The bar's already crowded. A group of mecs (guys) stack their moto-helmets on the bar, and begin earnestly discussing the pouvoir d'achat (cost of living). This is the French equivalant of an English conversation about house prices - and if you're from the UK you'll know exactly the level of detail this implies. What are they saying? Apparently the essential foodstuff by which the rise in grocery prices is measured is natuaral yoghurt (hausse choquant do 40% - 40% shock price rise!). Natural yoghurt - a dietary staple? Only in France.
So I go in and sit a little away from the bar (all those bodies block the WIFI signal, right?) and order my café andtartine - a skinny ficelle baguette with a thick central vein of butter that melts on contact with coffee. They bring it with a large and necessary carafe of water to let down the caffine.
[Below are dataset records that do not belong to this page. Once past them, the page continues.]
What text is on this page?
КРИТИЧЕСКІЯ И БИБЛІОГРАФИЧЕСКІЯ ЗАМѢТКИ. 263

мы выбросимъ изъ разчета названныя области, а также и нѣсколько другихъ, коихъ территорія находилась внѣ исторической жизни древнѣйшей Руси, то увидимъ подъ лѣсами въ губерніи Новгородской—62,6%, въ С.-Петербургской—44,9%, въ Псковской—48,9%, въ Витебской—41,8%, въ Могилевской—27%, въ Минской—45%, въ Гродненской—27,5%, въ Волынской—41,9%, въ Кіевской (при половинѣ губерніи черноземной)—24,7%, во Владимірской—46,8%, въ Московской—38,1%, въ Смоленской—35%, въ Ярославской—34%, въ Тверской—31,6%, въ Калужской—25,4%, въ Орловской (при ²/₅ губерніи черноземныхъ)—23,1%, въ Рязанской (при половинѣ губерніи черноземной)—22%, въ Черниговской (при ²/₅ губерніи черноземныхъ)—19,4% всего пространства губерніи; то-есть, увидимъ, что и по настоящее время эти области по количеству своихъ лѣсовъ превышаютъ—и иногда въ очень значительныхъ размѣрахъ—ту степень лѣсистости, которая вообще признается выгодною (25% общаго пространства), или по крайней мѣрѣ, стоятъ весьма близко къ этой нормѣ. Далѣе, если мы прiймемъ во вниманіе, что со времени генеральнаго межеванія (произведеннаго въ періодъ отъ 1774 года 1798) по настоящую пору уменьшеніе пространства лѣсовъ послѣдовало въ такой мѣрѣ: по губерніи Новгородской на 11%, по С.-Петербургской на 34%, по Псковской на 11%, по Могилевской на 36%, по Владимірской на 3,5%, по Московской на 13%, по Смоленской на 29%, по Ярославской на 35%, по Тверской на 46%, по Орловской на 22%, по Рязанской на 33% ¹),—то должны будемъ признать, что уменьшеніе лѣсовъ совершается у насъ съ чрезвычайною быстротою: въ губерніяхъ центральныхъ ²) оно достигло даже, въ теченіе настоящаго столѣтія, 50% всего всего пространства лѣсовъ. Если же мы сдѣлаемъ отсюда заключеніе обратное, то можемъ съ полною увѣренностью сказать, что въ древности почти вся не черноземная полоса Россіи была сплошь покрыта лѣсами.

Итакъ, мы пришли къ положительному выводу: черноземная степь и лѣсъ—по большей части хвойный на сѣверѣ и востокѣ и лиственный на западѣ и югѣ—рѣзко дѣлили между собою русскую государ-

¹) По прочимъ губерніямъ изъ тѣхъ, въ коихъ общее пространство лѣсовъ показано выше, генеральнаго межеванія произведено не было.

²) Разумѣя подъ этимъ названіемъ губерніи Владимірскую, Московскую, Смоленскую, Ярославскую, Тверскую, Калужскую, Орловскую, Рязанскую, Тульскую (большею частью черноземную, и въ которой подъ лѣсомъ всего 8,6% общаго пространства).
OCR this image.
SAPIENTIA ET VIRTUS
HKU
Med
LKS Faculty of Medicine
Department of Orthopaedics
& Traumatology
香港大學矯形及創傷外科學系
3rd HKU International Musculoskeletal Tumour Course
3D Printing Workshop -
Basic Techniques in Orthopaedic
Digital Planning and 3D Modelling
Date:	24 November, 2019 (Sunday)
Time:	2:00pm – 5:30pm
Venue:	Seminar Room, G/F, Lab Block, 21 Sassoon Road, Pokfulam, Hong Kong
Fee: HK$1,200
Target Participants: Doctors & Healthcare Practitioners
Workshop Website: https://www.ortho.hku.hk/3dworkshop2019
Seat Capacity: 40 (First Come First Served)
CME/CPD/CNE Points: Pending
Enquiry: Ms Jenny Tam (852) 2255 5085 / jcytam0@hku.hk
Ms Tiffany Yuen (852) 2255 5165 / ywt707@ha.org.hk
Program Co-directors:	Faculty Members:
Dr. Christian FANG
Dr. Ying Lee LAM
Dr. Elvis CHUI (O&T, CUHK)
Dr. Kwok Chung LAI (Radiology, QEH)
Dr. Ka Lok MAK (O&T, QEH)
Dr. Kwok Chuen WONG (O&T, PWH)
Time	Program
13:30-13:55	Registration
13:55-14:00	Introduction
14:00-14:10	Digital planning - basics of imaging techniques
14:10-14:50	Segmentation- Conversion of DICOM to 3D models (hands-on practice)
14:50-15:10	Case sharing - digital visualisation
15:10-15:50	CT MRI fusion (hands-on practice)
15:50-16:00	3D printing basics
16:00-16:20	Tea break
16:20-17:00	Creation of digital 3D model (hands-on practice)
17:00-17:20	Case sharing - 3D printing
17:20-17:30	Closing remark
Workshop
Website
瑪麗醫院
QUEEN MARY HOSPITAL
Outside the window neat mamans and mamies take their children to school, impeccably turned out in little quilted jackets. One mamie is leading her charges on a micro-scooter. They run behind. No-one laughs. Micro scooters in Paris are just another way of getting around, like - erm - rollerskates, and another way that the French take seriously what the rest of the world consigns to the playground...
There's an old French guy the bar. He's wearing a hat. He's talking to everyone. Is he a regular, which makes this bar a kind of Paris equivalent of Cheers, or is he just a little dingue (crazy)?
I order another coffee.
Vous etes Anglaise? He asks me.
So you must like football? (Donc vous aimez le foot?) He indicates the screen in the corner which is showing a report on last night's game.
Euh (Yes, I really had a go at making this essentially French sound)...Assez bien - mais je ne le suis pas. (it's ok but I don't follow it)
This is a big lie. I have no interest in football. I'm just being typically, Englishly, aquiescent. No wonder the French think we're slippy. If I can't even say out loud that I don't like football in a no-pressure situation, what hope is there for my nation?
Ah! - vous n'etes pas une vrai Anglaise! (You're not really English) he says with satisfaction, and goes back to asticot-ing (needling) two women at the bar about their non-arriving breakfast dates.
About half an hour later, he turns back to me.
Vous aimez le biere?
(What? Are you offering me one? It's 9am.): Oui - erm - je l'aime.
Actually this it not strictly true either. My answer to question 1 would fit it better; I like it ok.
Old French man with hat: (looking crafty) Ah - Donc vous etes une Anglaise - un vrai! (So you're really English after all).
Happy, he goes back to his own morning demi. I go back, a little disquieted, to my cafe and computer. He's right: I am so English. Just maybe not the sort of English he was expecting.